Note: by setting HUPCL in the 2nd and 3rd fields of the /etc/gettydefs entries corresponding to the login port in question, the administrator can cause the line to hang up after this exit.  Hanging up forces the outsider to make another call which will cause further delay, make the attempt more noticeable, and will help flag the perpetrator’s phone bill.  Alternately, holding the line up and letting him repeatedly go through the init-login-exit33 sequence may allow the call to be traced once the exit33 has alerted the security officer.  The appropriate action depends on your local security action plan. 

customized login options

Certain features of login can be controlled by the system administrator using the file /etc/default/login.  This file is most effective in CX/UX systems; it should probably not be used (i.e., it may be removed) in CX/SX systems because it would tend only to weaken the secure environment.  The administrator may set the following options:

CONSOLE the name of the terminal to which to restrict root logins, usually /dev/console. 

TIMEOUT The number of seconds during which to allow a login attempt before disconnecting (between 30 seconds and 15 minutes). 

ALTSHELL “YES” to to allow a non-standard shell name to be the value of the SHELL environment variable. 

PASSREQ “YES” to require all users to have passwords. 

ULIMIT A limit on the user’s file sizes. 

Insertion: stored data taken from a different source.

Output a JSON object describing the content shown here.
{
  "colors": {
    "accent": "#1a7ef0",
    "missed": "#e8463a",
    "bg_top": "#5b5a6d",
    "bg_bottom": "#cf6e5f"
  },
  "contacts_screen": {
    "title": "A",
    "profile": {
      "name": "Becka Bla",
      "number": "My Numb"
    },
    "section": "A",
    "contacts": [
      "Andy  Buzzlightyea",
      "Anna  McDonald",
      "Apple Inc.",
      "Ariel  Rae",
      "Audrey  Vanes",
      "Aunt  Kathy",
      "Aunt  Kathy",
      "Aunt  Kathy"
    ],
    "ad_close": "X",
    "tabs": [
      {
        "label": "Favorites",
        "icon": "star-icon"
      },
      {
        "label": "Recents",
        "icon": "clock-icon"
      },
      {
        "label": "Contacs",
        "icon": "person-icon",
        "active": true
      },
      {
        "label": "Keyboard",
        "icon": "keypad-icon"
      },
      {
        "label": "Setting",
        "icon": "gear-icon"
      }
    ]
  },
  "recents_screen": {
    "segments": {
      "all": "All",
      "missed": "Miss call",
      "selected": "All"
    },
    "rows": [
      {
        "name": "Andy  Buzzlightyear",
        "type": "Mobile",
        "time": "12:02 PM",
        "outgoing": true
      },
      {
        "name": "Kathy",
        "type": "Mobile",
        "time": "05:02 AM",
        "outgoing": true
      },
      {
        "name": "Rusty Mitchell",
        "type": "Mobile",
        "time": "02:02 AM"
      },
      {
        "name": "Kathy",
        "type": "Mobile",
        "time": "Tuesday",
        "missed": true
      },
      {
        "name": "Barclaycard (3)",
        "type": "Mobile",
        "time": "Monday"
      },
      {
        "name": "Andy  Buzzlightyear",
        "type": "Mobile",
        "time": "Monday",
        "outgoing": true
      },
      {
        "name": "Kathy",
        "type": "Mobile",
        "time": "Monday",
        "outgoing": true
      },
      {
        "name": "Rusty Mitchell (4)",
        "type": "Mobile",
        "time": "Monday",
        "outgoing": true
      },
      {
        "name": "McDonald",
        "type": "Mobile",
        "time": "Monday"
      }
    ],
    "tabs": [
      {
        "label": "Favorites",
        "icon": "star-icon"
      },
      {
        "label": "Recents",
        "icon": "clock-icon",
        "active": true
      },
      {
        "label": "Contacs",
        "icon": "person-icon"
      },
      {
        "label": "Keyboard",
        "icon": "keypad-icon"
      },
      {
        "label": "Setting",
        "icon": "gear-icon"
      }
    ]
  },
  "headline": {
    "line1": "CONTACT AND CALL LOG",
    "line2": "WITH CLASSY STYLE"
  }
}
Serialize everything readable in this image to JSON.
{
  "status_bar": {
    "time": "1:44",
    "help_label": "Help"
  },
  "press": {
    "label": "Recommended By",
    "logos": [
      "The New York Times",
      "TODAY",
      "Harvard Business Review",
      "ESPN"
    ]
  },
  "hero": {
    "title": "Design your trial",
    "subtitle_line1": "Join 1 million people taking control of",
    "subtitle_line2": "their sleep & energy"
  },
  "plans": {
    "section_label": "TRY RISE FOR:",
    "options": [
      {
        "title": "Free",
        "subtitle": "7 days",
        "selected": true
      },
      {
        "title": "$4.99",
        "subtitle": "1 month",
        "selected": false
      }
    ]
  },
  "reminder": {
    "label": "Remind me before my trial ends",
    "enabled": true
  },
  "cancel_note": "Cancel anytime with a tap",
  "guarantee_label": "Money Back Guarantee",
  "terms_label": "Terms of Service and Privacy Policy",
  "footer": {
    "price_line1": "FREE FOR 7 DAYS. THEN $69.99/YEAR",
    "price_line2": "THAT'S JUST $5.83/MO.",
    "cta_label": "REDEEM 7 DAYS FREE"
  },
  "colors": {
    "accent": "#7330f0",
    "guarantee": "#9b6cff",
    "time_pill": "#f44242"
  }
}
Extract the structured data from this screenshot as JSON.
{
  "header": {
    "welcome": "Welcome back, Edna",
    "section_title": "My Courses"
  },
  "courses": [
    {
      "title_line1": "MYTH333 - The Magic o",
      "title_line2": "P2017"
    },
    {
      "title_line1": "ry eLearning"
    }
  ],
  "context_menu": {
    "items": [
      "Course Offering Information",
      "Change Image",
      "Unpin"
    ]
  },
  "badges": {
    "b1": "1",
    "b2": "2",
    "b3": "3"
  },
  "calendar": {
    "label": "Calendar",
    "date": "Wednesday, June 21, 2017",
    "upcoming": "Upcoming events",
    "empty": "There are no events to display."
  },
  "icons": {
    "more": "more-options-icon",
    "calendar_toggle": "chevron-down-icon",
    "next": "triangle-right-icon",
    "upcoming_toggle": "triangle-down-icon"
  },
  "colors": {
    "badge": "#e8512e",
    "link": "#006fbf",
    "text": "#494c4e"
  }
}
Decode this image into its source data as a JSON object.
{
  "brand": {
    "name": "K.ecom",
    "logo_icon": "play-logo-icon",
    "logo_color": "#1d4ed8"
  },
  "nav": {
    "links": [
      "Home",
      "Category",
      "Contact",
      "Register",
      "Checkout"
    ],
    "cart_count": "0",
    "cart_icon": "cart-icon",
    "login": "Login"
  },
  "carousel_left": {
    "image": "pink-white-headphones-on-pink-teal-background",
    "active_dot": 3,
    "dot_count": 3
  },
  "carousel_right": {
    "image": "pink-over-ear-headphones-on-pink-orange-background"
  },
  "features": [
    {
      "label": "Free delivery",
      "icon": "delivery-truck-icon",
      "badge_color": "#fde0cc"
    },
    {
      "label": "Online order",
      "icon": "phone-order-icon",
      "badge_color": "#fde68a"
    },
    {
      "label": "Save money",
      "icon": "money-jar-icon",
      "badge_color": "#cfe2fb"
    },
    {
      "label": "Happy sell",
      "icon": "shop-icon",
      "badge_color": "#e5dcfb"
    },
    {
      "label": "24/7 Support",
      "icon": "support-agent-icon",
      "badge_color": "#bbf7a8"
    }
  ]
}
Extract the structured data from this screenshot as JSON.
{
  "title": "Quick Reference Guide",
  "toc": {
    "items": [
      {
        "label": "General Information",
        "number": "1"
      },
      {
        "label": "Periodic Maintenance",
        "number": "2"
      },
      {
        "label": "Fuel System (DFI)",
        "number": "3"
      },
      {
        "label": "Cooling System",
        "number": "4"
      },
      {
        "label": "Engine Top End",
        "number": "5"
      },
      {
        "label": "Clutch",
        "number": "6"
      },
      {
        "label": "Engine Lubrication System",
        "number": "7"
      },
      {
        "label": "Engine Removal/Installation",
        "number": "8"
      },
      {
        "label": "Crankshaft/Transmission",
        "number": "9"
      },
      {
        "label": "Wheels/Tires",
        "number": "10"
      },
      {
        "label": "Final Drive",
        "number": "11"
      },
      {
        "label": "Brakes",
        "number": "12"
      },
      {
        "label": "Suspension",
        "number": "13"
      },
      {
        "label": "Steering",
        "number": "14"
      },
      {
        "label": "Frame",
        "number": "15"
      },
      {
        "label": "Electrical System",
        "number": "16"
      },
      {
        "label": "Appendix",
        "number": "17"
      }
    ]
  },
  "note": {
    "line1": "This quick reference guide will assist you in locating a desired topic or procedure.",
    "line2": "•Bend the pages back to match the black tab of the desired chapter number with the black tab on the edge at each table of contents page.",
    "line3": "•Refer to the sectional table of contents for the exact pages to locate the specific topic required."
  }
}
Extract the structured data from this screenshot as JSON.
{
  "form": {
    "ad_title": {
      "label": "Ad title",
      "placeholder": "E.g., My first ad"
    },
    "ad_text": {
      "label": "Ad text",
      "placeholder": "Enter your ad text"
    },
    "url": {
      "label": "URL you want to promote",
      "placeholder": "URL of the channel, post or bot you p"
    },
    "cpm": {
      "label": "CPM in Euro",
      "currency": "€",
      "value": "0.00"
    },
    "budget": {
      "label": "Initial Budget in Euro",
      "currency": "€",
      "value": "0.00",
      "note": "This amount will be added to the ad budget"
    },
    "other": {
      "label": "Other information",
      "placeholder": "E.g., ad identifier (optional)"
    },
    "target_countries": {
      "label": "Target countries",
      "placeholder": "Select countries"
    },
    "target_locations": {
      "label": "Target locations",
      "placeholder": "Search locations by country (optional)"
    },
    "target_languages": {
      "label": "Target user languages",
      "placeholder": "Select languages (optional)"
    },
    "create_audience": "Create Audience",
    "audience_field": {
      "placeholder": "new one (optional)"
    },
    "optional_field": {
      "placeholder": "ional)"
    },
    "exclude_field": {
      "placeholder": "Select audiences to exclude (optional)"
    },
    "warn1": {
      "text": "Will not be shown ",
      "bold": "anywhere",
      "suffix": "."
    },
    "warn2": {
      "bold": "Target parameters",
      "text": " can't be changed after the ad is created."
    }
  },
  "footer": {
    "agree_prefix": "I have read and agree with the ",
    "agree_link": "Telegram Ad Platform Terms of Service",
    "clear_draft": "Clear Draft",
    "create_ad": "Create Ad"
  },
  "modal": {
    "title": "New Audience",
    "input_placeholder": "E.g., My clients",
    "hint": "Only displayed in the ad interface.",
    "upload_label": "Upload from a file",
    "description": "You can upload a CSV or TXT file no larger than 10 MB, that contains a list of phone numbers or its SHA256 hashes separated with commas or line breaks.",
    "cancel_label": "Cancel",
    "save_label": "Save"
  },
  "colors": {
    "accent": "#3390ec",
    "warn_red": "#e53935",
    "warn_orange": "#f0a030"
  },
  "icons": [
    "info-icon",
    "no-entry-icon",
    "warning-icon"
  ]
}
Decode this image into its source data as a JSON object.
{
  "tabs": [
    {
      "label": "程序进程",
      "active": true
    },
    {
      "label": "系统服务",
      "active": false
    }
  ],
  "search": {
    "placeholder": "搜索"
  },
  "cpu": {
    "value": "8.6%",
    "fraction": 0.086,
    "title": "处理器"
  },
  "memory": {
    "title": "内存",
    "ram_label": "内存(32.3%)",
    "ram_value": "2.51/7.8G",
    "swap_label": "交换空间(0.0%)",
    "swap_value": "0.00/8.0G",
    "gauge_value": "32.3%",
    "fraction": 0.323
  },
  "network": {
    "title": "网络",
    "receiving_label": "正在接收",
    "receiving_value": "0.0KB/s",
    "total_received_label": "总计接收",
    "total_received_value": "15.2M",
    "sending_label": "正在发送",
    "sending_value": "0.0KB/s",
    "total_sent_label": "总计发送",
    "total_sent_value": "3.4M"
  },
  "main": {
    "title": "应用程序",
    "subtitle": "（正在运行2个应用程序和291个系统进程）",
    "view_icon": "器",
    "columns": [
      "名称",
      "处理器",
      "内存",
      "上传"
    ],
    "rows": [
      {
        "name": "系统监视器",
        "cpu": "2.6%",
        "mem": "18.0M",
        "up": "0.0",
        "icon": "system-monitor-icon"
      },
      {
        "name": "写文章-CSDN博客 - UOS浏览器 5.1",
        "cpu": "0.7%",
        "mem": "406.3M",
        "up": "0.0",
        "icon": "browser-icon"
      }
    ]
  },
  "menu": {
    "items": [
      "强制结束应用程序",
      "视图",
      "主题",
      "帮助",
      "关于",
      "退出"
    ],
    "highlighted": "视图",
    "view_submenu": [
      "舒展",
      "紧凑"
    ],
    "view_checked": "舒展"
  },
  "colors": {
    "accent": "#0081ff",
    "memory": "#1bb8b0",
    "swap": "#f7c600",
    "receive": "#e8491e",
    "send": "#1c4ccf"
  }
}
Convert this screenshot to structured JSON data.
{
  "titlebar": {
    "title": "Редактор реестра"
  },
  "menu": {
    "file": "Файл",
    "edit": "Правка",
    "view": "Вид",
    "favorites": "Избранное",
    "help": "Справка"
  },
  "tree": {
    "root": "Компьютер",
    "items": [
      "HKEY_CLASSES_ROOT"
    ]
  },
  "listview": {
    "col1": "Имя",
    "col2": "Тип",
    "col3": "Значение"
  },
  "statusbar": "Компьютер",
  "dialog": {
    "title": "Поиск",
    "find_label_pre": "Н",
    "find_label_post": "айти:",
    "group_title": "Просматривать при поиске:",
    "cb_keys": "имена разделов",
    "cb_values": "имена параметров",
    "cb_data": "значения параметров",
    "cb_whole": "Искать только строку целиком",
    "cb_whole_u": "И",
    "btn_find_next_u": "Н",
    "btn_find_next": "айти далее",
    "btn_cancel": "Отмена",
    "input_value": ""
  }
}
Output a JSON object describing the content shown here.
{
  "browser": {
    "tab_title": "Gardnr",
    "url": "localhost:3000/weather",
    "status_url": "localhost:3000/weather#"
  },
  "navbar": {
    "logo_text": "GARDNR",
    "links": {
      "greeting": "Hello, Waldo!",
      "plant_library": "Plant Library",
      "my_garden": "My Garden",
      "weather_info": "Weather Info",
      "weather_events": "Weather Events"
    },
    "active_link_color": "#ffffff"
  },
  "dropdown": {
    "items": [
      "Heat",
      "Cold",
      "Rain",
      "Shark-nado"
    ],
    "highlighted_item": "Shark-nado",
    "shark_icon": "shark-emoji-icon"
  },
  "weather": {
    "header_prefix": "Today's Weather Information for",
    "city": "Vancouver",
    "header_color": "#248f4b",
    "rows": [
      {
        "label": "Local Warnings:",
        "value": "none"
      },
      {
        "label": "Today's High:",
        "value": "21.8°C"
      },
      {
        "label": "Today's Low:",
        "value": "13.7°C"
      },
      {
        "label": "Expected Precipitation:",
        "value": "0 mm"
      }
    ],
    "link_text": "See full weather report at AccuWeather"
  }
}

UMASK An initial umask(2) value. 

PATH An initial value for the PATH environment variable. 

SUPATH An initial value for the PATH environment variable if the user is the superuser. 

TIMEZONE An initial timezone specification for the TZ environment variable. 

FILES

/etc/utmp accounting

/etc/wtmp accounting

/usr/mail/your-name mailbox for user your-name

/etc/motd message-of-the-day

/etc/nologin stops logins

/etc/passwd password file

/etc/default/login login options

/etc/profile system profile

.profile user’s login profile

/mls/passwd CX/SX password file

/mls/group CX/SX group file

SEE ALSO

getty(1M), mail(1), newgrp(1), sh(1), su(1). 
passwd(4), profile(4), environ(5) in the CX/UX Programmer’s Reference Manual. 
shutdown(1M) in the CX/UX Administrator’s Reference Manual. 

DIAGNOSTICS

Login incorrect if the user name or the password cannot be matched. 
No shell, Cannot open /etc/passwd, or Unable to change directory: consult a CX/UX system programming counselor. 
No utmp entry. You must exec "login" from the lowest level "sh". if you attempted to execute login as a command without using the shell’s exec internal command or from other than the initial shell. 
Login as root not allowed.  Login as yourself and su to root. if you attempted to login as root on a CX/SX system. 

BUGS

An undocumented option, −r is used by the remote login server, rlogind(1M) to force login to enter into an initial connection protocol. 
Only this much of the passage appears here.